By: (plus.google.com) +David Herron; Date: Sun Jul 23 2017 17:00:00 GMT-0700 (Pacific Daylight Time)

Tags: Facebook »»»» Make Money Online

While YouTube's moves make us think Google will push small-scale content creators out, Facebook appears to be inviting them (and their content) to Facebook's news feed. What's in play is those "content creators" with large audiences, and the advertising revenue that can be earned through such a channel. So far YouTube has been a premium place to play that game, because all it that's required is for someone to develop a video presence attractive enough to draw in enough audience to keep people watching your videos and the ads which come along for the ride.

On the flip side is Rights Management services so that piracy doesn't run rampant. To that end, Facebook has acquired contents rights management company Source3.

(www.source3.io) Source3 says "At Source3, we set out to recognize, organize and analyze branded intellectual property in user-generated content, and we are proud to have identified products across a variety of areas including sports, music, entertainment and fashion."

One problem Facebook needs to solve is a thing that's rampant on YouTube. Someone gets ahold of a video -- say, a History Channel documentary about something-or-other -- and they post it on YouTube. They might enable advertising on the video, then sit back and collect revenue. Thing is they don't own rights over the documentary, they simply got it from somewhere and posted it to YouTube. Therefore they do not deserve to collect advertising revenue off the video.

Anyone can flag "inappropriate" content, includeing YouTube Videos: (support.google.com) https://support.google.com/youtube/answer/2802027

As shown in one of the videos below, there's a button on each video on YouTube where you can report the video. One of the report types is "infringes my copyright". Submitting false claims can cause your account to be suspended, so it's best to make legitimate complaints.

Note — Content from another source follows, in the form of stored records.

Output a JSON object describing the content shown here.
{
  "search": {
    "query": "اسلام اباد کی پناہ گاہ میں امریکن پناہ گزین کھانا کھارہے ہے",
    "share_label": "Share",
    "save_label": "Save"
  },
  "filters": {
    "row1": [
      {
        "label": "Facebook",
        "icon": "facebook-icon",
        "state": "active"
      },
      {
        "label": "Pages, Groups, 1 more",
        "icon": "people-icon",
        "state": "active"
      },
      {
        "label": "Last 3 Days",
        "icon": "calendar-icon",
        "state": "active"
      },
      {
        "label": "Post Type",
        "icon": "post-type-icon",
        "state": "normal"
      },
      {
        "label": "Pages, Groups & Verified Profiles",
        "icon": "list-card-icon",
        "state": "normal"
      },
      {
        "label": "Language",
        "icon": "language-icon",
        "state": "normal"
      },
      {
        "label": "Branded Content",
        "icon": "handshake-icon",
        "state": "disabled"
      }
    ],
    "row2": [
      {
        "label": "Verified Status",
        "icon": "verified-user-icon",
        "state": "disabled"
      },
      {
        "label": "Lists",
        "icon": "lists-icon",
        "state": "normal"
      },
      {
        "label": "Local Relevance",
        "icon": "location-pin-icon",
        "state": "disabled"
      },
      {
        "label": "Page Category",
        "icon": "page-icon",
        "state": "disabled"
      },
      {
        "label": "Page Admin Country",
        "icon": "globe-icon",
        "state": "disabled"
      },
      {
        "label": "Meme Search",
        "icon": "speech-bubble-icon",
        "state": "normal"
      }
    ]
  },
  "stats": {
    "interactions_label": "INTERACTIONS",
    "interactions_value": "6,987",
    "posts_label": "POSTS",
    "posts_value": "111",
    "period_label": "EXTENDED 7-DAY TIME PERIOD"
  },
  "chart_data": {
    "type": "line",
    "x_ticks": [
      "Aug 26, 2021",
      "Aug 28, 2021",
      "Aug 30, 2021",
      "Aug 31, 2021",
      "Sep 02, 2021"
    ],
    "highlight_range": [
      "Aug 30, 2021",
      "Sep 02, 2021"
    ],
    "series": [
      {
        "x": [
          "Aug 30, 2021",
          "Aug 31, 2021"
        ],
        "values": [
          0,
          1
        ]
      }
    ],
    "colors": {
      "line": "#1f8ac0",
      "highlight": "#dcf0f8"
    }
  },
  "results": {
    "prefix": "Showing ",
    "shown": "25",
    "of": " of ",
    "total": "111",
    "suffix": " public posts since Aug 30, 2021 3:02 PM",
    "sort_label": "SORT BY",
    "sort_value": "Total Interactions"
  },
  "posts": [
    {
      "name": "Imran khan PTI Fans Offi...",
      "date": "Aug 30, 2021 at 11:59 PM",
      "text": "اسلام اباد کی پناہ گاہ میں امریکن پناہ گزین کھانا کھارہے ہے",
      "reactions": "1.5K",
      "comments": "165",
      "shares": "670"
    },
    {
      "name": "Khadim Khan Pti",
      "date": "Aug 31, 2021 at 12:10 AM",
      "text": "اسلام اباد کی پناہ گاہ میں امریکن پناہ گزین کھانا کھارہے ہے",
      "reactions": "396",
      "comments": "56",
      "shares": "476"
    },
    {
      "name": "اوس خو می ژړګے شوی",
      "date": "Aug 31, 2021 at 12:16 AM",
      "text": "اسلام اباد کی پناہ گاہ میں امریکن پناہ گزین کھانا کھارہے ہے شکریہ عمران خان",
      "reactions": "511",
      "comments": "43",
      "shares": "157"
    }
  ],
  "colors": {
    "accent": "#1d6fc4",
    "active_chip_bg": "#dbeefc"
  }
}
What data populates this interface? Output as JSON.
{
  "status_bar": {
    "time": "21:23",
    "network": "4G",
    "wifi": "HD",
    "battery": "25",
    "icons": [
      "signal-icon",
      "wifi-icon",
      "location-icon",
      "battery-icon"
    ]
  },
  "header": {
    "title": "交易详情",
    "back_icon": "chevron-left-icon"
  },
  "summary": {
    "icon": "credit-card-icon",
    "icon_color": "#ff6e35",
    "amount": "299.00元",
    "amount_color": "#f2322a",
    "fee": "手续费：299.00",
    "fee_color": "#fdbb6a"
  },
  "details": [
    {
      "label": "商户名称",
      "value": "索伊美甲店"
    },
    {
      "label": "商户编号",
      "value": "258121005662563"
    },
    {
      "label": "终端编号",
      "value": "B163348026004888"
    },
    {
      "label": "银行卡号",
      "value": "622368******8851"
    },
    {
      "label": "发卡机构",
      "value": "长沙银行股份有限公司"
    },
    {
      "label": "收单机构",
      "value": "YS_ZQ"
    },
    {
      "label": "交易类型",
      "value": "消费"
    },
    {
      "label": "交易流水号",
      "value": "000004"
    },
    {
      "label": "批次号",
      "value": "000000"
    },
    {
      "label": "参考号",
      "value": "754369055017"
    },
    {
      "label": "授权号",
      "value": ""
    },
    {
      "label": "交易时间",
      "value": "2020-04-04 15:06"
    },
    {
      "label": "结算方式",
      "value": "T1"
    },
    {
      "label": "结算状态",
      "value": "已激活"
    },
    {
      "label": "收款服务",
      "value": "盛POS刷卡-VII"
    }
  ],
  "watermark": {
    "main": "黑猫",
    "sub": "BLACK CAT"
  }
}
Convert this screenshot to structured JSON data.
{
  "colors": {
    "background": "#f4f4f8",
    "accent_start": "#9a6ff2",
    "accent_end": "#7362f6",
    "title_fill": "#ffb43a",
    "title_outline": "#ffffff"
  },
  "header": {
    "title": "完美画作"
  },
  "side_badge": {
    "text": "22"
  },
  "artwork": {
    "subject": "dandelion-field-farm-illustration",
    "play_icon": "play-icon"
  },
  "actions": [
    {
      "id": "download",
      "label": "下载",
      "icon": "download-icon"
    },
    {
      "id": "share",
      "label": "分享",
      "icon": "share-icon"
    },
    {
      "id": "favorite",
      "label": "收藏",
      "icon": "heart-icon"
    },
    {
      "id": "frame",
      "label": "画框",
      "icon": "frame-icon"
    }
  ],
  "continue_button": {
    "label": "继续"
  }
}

The EFF has a comprehensive guide to YouTube infringement claims, how to fight one if it's incorrect, etc: (www.eff.org) https://www.eff.org/issues/intellectual-property/guide-to-YouTube-removals

Facebook has a Rights Manager - you have to "apply" to gain access to the tool (rightsmanager.fb.com) https://rightsmanager.fb.com/ - which

  • Easily upload and maintain a reference library of video content to monitor and protect, including live video streams.
  • Specify permitted uses of each video by setting match rules.
  • Identify and surface new matches against your protected content so you can review them and file a report if needed.
  • Whitelist specific Pages and profiles that have permission to use your copyrighted content.
  • Use the Rights Manager API to integrate existing content management workflows and to easily upload and manage large libraries.